Review: Another Earth (12A) / Director: Mike Cahill / Screenplay by: Mike Cahill, Britt Marling / Starring: Britt Marling, William Mapother, Matthew lee-Erlbach / Release Date: Out Now
Talk about bad timing. Promising young student Rhoda Williams (Marling) is out at night drinking whilst drunk and is, not surprisingly, a bit distracted when a mirror-image planet Earth suddenly appears in the sky.
So startled is Rhoda that she loses control of the car and she ploughs into another vehicle, killing two of the occupants. Rhoda is jailed for four years and the accident survivor, music professor John Burroughs (Mapother), is left comatose, his pregnant wife and son dead. Emerging from prison an introverted, nervy changed woman, Rhoda wants to slink into the shadows and she takes a mundane job as a cleaner at the local school. But a chance close encounter with the grieving Burroughs persuades Rhoda to at least try to make amends for the devastation she’s wrought but her attempts are fraught with complications when she finds herself posing as a domestic cleaner, unable to tell Burroughs the truth. As her presence in his life starts to ease the professor out of his despair, a once-in-a-lifetime opportunity forces Rhoda to confront herself and her past head-on and she has some life-changing decisions to make.
It might not sound like it, but there’s a big, solid sci-fi concept throbbing away at the heart of ‘Another Earth’ and while it’s only explored in the broadest and most allegorical of manners (the film’s not concerned with what would be the physical effects of such close proximity with a planet the same size as our own or the psychological consequences for humanity of Earth 2’s discovery) it informs every frame of this moody, melancholic and proudly lo-fi indie movie. To all intents and purposes this is a two-hander, two characters both devastated by the same tragedy, two characters still trying to understand and make sense of what’s happened years after the event. But where Rhoda at least has a shot at redemption and the chance of a new life - albeit a rather less starry one than she might have been expecting as an MIT student - John Burroughs has lost everything, even the will to live, and he’s become a grubby, listless recluse when Rhoda inveigles her way into his life and slowly but surely starts to turn him around. In the background there’s constant media chatter about Earth 2 - what will it be like? How can we communicate with it? The film doesn’t explain why it’s taken four years to make contact with the planet - when it’s made it’s through a simple radio transmission where the mirror-image nature of the planet and its occupants is revealed - and the conceit of a competition where the prize is a seat on a shuttle to the new planet seems a bit unlikely when no-one has any real idea what the planet’s actually like. But ‘Another Earth’ isn’t hugely bothered with such relative inconsequentialities; the film needs Rhoda to become obsessed with Earth 2 because of what it’s done to her, it needs her to want to leave her world behind and travel to another one, particularly when she realises, on watching a late-night TV broadcast, that Earth 2, identical as it may be, might possibly offer a ’road not travelled’ alternative.
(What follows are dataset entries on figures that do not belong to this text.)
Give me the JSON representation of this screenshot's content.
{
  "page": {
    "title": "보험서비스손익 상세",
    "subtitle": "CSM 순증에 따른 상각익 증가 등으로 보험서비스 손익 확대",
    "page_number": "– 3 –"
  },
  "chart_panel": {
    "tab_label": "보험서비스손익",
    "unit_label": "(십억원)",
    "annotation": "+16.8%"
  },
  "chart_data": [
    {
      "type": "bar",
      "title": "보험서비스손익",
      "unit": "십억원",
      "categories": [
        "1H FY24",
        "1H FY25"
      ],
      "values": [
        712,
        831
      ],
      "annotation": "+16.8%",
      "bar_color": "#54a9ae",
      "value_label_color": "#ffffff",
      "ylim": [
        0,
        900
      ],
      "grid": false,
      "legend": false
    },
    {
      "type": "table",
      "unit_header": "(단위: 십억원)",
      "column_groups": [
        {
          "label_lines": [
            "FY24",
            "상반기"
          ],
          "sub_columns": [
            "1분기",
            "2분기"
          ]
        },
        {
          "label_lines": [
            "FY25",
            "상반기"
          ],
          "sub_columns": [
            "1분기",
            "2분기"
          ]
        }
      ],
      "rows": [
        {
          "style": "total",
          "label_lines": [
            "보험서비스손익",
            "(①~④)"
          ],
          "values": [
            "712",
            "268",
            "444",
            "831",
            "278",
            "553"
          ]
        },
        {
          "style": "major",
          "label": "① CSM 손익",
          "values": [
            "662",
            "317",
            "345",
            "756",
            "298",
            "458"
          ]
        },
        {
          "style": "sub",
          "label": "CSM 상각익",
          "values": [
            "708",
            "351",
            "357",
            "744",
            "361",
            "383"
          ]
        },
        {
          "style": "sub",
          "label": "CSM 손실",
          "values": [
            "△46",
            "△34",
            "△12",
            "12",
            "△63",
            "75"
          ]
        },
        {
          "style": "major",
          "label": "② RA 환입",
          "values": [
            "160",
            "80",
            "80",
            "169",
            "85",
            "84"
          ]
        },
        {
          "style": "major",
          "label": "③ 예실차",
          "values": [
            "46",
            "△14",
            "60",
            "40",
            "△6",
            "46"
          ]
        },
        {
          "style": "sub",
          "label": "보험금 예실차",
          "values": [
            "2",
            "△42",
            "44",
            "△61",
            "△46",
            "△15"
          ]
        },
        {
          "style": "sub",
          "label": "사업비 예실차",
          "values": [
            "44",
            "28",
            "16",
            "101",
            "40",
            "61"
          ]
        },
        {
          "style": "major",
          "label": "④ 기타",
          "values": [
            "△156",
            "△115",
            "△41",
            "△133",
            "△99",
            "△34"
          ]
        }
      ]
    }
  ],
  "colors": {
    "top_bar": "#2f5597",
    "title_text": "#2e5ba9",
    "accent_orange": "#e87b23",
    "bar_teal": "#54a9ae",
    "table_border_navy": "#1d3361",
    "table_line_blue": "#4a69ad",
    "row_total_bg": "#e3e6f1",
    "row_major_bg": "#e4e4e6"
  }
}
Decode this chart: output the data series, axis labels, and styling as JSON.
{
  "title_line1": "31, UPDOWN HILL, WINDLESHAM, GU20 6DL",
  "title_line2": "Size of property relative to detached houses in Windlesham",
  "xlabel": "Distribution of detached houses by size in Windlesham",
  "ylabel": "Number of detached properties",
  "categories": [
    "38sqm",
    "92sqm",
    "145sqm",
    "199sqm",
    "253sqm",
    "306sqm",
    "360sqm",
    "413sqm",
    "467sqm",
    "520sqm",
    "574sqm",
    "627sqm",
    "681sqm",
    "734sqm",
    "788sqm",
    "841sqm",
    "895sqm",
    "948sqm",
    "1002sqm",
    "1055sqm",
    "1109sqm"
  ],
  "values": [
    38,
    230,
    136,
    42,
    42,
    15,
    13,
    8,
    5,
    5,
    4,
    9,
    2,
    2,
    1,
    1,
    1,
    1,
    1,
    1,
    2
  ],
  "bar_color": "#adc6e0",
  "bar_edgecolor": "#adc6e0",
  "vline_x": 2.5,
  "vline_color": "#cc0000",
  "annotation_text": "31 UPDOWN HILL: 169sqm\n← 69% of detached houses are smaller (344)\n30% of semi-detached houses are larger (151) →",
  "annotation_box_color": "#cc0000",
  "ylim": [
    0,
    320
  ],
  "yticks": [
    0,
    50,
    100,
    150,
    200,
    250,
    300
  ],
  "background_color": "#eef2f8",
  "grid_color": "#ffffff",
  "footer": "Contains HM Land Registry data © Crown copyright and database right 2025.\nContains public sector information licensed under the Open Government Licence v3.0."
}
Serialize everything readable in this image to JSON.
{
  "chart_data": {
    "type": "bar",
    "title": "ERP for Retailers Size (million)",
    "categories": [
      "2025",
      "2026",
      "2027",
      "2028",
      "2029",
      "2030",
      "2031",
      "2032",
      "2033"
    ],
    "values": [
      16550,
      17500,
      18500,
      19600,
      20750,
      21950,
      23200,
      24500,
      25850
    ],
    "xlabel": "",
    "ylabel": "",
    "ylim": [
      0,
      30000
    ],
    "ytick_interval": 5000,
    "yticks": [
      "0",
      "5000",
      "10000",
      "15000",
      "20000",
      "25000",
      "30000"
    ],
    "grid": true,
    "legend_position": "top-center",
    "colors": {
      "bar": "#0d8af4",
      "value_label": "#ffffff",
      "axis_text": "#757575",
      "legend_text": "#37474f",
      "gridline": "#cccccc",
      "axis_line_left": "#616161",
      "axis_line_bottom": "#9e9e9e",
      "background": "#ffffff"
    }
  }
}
Like last month’s ’Take Shelter’, this is a raw and intelligent indie movie which takes some big ideas and grounds them in a four-square real world populated not with super-heroes in tights but with ordinary folk trying to deal with something extraordinary. The script is tight and economic, the performances from both Marling, a strikingly-attractive girl and a name to watch - wait till Hollywood gets its hands on her - and Mapother are spectacularly persuasive and compelling. The jagged, handheld cinematography gives the film a bold and sometimes uncomfortable intimacy and the simple visual image of the duplicate Earth hanging in the sky gazing balefully down upon its twin is effortlessly effective. It’s not often this reviewer’s neck-hairs are forced to stand to attention but there’s a sequence in ‘Another Earth’ where Burroughs takes Rhoda to a small concert hall and performs a beautiful and haunting piece of music with a most unusual instrument which will remain with me for some time.
Refreshingly simple and honest as it handles big emotional and fantastical subjects, ‘Another Earth’ is an enchanting and rewarding little movie, another win for the indie sector as the big studios go round and round in circles obsessed with remaking and rebooting and squeezing every last penny from even the most exhausted of franchises. ‘Another Earth’ is a movie to cherish.